When I reached where those trails diverged, I continued on the Pavil Canyon Trail. This trail soon became very faint and overgrown. Within another 1/8, the canyon split. Neither side seemed the obvious choice. First, I went up the right canyon. After 100 yards or so, this route became steaper and unclear. Since I was only wearing basketball shoes (At the start of my hiking that day, I only planned to walk the road to the dam and back), I decided continuing was unwise.

Backtracked, and tried the left fork. After about 200 yards, this direction also became steaper and undefined.

In either case, if I really wanted to, I could have continued. However, this was basically bushwacking, which I was not in the mood for. Roundtrip walking time up this leg was about 25 minutes.

Made my way back down to the car, and looked for Glendora City Hall, where I had heard there were trail maps for Glendora's parks. Turns out the trail map was on a rack outside the Public Services building, just to the east of the stately old City Hall building.

The map is nice and colorful, but not to scale and lacking any topographical indicators. In short, it's pretty useless as an actual hiking aid, and nearly useless even in figuring out where I was and how far I actually went. Nonetheless, the "Big Dalton Canyon" Trail is given as 1.0 miles in length. It is not clear where it officially starts. Also, it's drawn as being on the left side and separate from the road, and I didn't see any separate trail when I was on the road, but I'll check again at some future point.

The map also gives a distance of .3 miles for the Pavil Canyon trail, but, again, does not clearly indicate where it officially ends.
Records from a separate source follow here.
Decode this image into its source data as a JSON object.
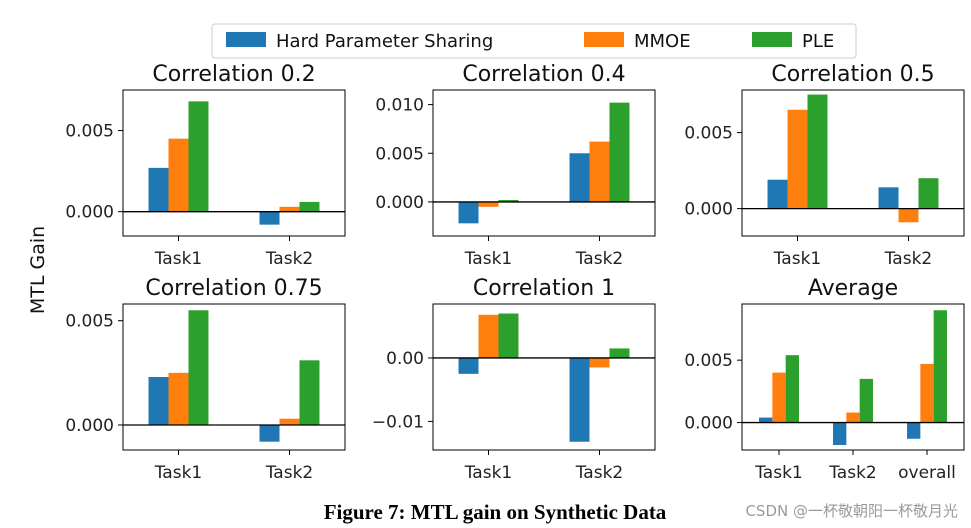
{
  "chart_data": {
    "type": "bar",
    "legend": {
      "placement": "top-center",
      "entries": [
        {
          "name": "Hard Parameter Sharing",
          "color": "#1f77b4"
        },
        {
          "name": "MMOE",
          "color": "#ff7f0e"
        },
        {
          "name": "PLE",
          "color": "#2ca02c"
        }
      ]
    },
    "shared_ylabel": "MTL Gain",
    "caption": "Figure 7: MTL gain on Synthetic Data",
    "watermark": "CSDN @一杯敬朝阳一杯敬月光",
    "subplots": [
      {
        "title": "Correlation 0.2",
        "categories": [
          "Task1",
          "Task2"
        ],
        "ylim": [
          -0.0015,
          0.0075
        ],
        "yticks": [
          0.0,
          0.005
        ],
        "ytick_labels": [
          "0.000",
          "0.005"
        ],
        "series": [
          {
            "name": "Hard Parameter Sharing",
            "values": [
              0.0027,
              -0.0008
            ]
          },
          {
            "name": "MMOE",
            "values": [
              0.0045,
              0.0003
            ]
          },
          {
            "name": "PLE",
            "values": [
              0.0068,
              0.0006
            ]
          }
        ]
      },
      {
        "title": "Correlation 0.4",
        "categories": [
          "Task1",
          "Task2"
        ],
        "ylim": [
          -0.0035,
          0.0115
        ],
        "yticks": [
          0.0,
          0.005,
          0.01
        ],
        "ytick_labels": [
          "0.000",
          "0.005",
          "0.010"
        ],
        "series": [
          {
            "name": "Hard Parameter Sharing",
            "values": [
              -0.0022,
              0.005
            ]
          },
          {
            "name": "MMOE",
            "values": [
              -0.0005,
              0.0062
            ]
          },
          {
            "name": "PLE",
            "values": [
              0.0002,
              0.0102
            ]
          }
        ]
      },
      {
        "title": "Correlation 0.5",
        "categories": [
          "Task1",
          "Task2"
        ],
        "ylim": [
          -0.0018,
          0.0078
        ],
        "yticks": [
          0.0,
          0.005
        ],
        "ytick_labels": [
          "0.000",
          "0.005"
        ],
        "series": [
          {
            "name": "Hard Parameter Sharing",
            "values": [
              0.0019,
              0.0014
            ]
          },
          {
            "name": "MMOE",
            "values": [
              0.0065,
              -0.0009
            ]
          },
          {
            "name": "PLE",
            "values": [
              0.0075,
              0.002
            ]
          }
        ]
      },
      {
        "title": "Correlation 0.75",
        "categories": [
          "Task1",
          "Task2"
        ],
        "ylim": [
          -0.0012,
          0.0058
        ],
        "yticks": [
          0.0,
          0.005
        ],
        "ytick_labels": [
          "0.000",
          "0.005"
        ],
        "series": [
          {
            "name": "Hard Parameter Sharing",
            "values": [
              0.0023,
              -0.0008
            ]
          },
          {
            "name": "MMOE",
            "values": [
              0.0025,
              0.0003
            ]
          },
          {
            "name": "PLE",
            "values": [
              0.0055,
              0.0031
            ]
          }
        ]
      },
      {
        "title": "Correlation 1",
        "categories": [
          "Task1",
          "Task2"
        ],
        "ylim": [
          -0.0145,
          0.0085
        ],
        "yticks": [
          -0.01,
          0.0
        ],
        "ytick_labels": [
          "−0.01",
          "0.00"
        ],
        "series": [
          {
            "name": "Hard Parameter Sharing",
            "values": [
              -0.0025,
              -0.0132
            ]
          },
          {
            "name": "MMOE",
            "values": [
              0.0068,
              -0.0015
            ]
          },
          {
            "name": "PLE",
            "values": [
              0.007,
              0.0015
            ]
          }
        ]
      },
      {
        "title": "Average",
        "categories": [
          "Task1",
          "Task2",
          "overall"
        ],
        "ylim": [
          -0.0022,
          0.0095
        ],
        "yticks": [
          0.0,
          0.005
        ],
        "ytick_labels": [
          "0.000",
          "0.005"
        ],
        "series": [
          {
            "name": "Hard Parameter Sharing",
            "values": [
              0.0004,
              -0.0018,
              -0.0013
            ]
          },
          {
            "name": "MMOE",
            "values": [
              0.004,
              0.0008,
              0.0047
            ]
          },
          {
            "name": "PLE",
            "values": [
              0.0054,
              0.0035,
              0.009
            ]
          }
        ]
      }
    ]
  }
}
I'll assume I made it to the end, which would give me .6 miles round trip on that leg.

My guess of three miles is mostly based on my time--I spent about 1 hour and 20 minutes in total walking. Even at a slow pace, that should be three miles.

In looking at the Glendora Parks trail map from the comfort of my home, the longest single trail distance mentioned on the map is 1.5 miles (for the Colby Trail, which appears to start near the end of Loraine Avenue, and for the Glendora Wilderness Trail, which is marked as "Under Construction" on the map. The combination of the Colby and Colby-Dalton Trail is given as 2.0 miles. That means it would be possible to build a hike comprising several of these short segments and walk them as a roundtrip, with total mileages of 3-5 miles or more. However, by looking at the official city trail map, it is difficult to know exactly where one trail starts and another begins.


  1. Thanks for the tip on the free map. I've been by city hall twice on weekends and asked around without any luck. Too bad the map isn't very good. They have an old map (circa 1970s) posted up Big Dalton Trail, behind a building I like to call the "Beware of Rattlesnakes brick building." I'm sure you passed it to get to Pavil Canyon Trail. They have some picnic tables just to the north of it. The map doesn't have topographical indicators as well, but it seems to include all the trails in the Big Dalton Canyon.

  2. Turns out there's also a link to a page with the maps here:

    Could have sworn I looked and failed to find this information on the city web page before.